Memorial Day is a designated day to reflect on the sacrifices made by people who answered the call to serve their country, and it was the last thing they did. It is a day to reflect on the family members and friends that live every day of their lives with that loss, and to remember those we may have personally lost and not let their memory fade away.
I was actively deployed from March 2019 to January 2020 in Guantanamo Bay, Cuba and served for almost 6 years as Military Police in the US Army, so I’ve seen first-hand the sacrifice of service.
Remembering those we’ve lost and supporting those still here
Only those who serve can experience the strong bonds that form during our time in uniform. The individual to the left and to the right of you would die for you, and for some, they actually have.
When I am around people in my unit, or anyone in the service, and I look down and see a black “Killed in Action” memorial bracelet on his or her wrist, it always takes my breath away. That is the name of a brother or sister who died for their country on the wrist of a brother or sister that lives with that heartbreak.
But the battlefield is not the only place where we experience the sacrifice of service, there is also another ongoing war after we return home that service members battle, which is the war on suicide.
Although I did not lose a brother or sister in combat, I have now lost two to suicide. My best friend of almost 13 years, Isiah, died by suicide in July of 2016. In February of this year, a soldier in my unit, Jonathan, also died by suicide.
Since losing my friend Isiah, I have become an advocate of mental health awareness. I participated in a program called ASIST (Applied Suicide Intervention Skills Training) and openly speak about mental health whenever I can. I strive to help end the stigma.

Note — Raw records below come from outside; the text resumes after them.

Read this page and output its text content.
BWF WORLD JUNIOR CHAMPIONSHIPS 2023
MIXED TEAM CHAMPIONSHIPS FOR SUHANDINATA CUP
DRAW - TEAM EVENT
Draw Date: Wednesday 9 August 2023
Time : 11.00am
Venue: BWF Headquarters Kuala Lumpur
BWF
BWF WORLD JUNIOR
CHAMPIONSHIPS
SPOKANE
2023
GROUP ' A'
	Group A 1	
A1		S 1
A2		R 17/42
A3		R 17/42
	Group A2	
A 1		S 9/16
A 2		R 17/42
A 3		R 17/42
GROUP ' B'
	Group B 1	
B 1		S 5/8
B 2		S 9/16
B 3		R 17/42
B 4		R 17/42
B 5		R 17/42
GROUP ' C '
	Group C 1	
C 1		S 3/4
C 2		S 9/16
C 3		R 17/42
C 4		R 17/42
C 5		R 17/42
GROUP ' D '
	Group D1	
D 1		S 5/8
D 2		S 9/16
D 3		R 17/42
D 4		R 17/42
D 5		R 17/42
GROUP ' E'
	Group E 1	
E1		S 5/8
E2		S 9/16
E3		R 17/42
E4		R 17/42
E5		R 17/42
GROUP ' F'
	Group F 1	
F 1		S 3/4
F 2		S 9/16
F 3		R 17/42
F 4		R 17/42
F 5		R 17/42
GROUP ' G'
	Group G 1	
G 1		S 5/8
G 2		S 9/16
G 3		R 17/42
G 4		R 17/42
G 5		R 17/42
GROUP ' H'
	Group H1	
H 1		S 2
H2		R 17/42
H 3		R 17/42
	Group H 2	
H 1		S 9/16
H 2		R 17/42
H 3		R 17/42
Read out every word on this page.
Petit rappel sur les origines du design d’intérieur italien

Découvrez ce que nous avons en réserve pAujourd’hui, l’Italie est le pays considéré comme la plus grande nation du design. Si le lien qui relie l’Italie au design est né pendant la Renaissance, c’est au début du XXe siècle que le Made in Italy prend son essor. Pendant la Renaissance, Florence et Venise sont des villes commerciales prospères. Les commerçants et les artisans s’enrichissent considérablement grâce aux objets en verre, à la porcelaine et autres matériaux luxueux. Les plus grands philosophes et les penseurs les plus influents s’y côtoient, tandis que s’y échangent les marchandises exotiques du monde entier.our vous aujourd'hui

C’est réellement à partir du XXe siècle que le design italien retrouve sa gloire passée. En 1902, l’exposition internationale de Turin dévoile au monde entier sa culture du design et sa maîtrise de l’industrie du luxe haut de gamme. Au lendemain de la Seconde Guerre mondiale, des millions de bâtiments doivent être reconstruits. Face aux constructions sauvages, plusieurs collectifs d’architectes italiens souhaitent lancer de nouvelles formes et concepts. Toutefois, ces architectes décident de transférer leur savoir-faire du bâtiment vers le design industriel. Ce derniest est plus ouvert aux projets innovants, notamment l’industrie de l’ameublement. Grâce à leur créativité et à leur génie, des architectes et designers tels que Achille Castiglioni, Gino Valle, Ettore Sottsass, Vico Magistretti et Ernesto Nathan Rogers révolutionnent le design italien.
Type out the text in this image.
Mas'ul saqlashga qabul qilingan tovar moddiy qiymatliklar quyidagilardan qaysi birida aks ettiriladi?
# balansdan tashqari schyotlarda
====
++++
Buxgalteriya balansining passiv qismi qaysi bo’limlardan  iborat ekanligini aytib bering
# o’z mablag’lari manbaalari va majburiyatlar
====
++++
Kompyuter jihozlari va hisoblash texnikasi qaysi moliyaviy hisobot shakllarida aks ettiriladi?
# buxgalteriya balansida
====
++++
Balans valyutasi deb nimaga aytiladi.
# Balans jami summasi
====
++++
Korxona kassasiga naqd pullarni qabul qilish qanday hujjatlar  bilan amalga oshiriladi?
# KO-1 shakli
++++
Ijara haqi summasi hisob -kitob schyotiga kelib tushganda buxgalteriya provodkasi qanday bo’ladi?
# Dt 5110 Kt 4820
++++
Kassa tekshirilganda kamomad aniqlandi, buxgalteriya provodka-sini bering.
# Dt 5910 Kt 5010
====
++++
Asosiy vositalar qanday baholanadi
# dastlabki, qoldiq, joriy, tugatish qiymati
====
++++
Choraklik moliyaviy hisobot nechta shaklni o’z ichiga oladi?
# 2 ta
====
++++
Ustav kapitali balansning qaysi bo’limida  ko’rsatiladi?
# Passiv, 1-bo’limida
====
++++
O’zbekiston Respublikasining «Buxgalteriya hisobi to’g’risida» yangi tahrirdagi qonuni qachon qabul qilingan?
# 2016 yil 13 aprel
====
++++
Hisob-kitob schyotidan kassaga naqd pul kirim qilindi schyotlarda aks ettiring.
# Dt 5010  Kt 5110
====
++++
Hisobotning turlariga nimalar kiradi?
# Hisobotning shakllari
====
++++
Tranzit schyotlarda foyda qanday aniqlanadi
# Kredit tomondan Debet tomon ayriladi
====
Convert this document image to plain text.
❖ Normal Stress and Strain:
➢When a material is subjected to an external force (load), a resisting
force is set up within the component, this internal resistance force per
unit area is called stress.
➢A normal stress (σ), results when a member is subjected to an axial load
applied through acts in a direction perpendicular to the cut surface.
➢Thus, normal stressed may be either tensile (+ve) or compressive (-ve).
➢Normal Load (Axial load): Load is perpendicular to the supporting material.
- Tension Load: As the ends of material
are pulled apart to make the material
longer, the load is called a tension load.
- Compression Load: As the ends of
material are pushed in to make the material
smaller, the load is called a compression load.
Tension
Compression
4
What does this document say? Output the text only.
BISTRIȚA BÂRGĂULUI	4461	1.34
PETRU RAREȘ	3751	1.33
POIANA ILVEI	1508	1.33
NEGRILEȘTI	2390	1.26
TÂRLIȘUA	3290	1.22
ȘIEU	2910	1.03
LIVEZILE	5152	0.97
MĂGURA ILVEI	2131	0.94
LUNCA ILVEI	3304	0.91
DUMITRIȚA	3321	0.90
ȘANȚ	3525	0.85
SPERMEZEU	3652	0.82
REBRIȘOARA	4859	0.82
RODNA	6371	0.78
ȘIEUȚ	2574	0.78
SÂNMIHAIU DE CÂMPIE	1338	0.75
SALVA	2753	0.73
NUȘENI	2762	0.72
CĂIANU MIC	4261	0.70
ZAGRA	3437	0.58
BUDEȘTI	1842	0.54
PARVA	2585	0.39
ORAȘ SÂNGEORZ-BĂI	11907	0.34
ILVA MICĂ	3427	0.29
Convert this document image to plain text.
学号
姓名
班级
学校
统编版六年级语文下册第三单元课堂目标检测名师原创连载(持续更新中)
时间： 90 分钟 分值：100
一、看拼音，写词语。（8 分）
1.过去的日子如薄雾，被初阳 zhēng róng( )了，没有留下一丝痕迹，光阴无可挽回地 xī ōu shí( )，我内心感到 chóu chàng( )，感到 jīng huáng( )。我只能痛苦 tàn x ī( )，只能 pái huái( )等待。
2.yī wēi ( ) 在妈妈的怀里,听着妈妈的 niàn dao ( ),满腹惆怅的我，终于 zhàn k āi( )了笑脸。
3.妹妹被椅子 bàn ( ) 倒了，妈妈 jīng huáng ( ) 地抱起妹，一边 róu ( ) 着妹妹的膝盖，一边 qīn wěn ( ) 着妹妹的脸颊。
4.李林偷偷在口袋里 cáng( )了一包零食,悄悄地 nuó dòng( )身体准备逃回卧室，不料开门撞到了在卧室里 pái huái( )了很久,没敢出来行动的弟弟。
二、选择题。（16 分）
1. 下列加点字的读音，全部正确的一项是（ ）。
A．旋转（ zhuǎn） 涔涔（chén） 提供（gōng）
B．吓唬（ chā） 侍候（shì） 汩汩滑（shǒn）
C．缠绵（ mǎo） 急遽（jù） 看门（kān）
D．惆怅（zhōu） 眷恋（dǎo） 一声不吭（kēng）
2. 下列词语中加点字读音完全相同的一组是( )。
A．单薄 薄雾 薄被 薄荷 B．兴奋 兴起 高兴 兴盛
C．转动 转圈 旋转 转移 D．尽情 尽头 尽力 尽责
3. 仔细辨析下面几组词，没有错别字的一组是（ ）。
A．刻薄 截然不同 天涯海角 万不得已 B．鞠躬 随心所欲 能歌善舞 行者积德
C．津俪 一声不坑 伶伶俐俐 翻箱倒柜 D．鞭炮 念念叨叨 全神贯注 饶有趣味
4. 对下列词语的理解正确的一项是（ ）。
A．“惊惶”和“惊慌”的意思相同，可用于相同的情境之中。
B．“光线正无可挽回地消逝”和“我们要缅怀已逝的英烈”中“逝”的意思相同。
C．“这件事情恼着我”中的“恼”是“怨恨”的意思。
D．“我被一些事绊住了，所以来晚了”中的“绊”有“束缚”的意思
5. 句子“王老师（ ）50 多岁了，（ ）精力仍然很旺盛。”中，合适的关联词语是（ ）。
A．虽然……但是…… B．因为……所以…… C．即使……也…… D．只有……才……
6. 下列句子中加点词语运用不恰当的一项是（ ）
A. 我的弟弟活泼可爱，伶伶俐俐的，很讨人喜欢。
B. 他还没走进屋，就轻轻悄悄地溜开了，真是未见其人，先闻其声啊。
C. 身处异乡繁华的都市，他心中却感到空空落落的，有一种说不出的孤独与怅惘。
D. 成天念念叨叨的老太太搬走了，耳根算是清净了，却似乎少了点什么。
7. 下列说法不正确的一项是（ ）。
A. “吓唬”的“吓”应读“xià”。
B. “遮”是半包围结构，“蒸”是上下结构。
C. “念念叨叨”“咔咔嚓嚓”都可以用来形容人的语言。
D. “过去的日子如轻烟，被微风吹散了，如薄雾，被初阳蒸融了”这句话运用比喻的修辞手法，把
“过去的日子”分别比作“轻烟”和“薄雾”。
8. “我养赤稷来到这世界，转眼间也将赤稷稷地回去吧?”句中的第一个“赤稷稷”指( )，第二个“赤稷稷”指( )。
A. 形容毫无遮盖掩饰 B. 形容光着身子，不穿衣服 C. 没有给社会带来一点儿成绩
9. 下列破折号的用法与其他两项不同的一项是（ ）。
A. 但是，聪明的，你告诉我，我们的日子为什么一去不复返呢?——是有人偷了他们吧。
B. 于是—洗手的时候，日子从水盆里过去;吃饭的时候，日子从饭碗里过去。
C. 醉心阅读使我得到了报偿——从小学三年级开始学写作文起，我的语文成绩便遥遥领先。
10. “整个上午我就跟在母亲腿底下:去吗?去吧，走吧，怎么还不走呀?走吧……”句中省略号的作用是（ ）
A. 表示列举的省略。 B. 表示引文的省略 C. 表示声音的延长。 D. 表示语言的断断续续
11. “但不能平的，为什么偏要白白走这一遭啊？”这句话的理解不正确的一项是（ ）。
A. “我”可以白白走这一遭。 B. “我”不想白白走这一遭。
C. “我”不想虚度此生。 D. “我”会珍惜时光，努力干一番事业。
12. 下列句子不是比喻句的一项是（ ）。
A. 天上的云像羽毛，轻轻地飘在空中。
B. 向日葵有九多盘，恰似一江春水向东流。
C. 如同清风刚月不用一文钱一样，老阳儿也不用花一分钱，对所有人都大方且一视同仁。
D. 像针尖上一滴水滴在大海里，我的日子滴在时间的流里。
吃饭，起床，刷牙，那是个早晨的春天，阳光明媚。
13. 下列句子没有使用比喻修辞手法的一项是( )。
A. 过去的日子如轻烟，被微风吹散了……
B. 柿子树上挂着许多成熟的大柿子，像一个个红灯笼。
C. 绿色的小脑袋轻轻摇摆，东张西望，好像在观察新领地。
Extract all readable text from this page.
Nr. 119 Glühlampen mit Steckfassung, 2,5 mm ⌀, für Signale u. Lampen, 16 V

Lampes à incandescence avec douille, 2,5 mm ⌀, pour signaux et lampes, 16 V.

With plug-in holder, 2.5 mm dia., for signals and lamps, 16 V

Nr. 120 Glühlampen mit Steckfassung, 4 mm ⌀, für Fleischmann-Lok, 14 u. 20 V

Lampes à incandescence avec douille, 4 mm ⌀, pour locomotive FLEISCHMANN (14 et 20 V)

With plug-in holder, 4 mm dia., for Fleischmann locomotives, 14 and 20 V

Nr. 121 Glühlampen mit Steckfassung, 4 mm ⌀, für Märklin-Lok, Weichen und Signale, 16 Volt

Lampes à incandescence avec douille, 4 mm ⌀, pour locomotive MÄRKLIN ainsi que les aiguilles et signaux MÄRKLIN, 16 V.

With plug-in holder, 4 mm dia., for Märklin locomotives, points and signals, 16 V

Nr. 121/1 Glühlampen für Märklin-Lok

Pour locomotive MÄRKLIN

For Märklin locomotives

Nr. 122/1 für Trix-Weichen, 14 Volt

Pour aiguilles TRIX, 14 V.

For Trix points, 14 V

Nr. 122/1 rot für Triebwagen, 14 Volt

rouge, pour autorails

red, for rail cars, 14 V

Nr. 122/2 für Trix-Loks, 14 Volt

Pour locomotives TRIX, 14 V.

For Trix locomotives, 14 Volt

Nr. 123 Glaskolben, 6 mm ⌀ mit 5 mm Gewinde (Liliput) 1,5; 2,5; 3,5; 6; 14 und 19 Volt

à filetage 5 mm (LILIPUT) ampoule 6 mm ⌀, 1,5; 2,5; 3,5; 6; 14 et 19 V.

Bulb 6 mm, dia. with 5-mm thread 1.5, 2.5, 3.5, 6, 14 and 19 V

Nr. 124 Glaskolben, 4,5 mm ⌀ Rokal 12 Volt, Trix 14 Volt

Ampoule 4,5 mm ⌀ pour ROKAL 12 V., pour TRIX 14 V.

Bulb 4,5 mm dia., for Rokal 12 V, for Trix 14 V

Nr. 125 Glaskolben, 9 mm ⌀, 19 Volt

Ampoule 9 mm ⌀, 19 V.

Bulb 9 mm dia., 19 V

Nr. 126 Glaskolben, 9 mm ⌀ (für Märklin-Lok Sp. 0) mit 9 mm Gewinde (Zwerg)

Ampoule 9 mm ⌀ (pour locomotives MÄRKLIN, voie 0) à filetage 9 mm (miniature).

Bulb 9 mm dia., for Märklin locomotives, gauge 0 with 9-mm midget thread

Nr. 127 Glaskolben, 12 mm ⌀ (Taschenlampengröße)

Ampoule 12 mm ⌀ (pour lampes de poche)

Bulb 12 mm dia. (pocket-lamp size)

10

How Indeed supports those who serve
As I reflect on my service this Memorial Day, I feel a great sense of pride in my service. But I also feel pride for being an Indeedian. Indeed goes above and beyond for those of us who serve.
I joined Indeed’s Veterans & Allies Resource Group as soon as it was announced. As I prepared to deploy, the group made sure to include me in any meetings with our Senior Leadership Team to provide insight into my experience transitioning from Indeed to Active Duty. My managers and teams have also been extremely supportive of my service.
Vets & Allies even threw me a going-away party in the office before I deployed with delicious cookies and lots of Indeed swag to take with me to the hotter climate! But the support didn’t stop there. I continued to receive care packages with treats and swag for me and my squad while I was deployed.
Another way Indeed supports those who serve is with special products specifically designed to help veterans transition back to the civilian workforce. The veterans’ section of Indeed is a brilliant tool and I always direct my battle buddies to it when they ask for help with using our site.
The option in our Resume tool to filter for those with prior military experience is also a great way to get our heroes hired. Indeed also automatically credits employers back for the contact made to a veteran. It is little things like that give me even more pride to work for Indeed. I am grateful for their support and the sense of community I feel with my work family.
Simply put, Indeed helps veterans who work here and helps veterans get jobs.
Take a moment to reflect
I wish my fellow Indeedians and all veterans and allies a good, long weekend to take a moment of reflection, and then to live their lives!
Continue to spend time with your loved ones and enjoy delicious food in the process! That is what we serve for, that is what some have died for: so others didn’t have to and so people could have the best chance of living a happy, normal life. I just ask that you take a moment, internally or externally, to remember those who have made the ultimate sacrifice.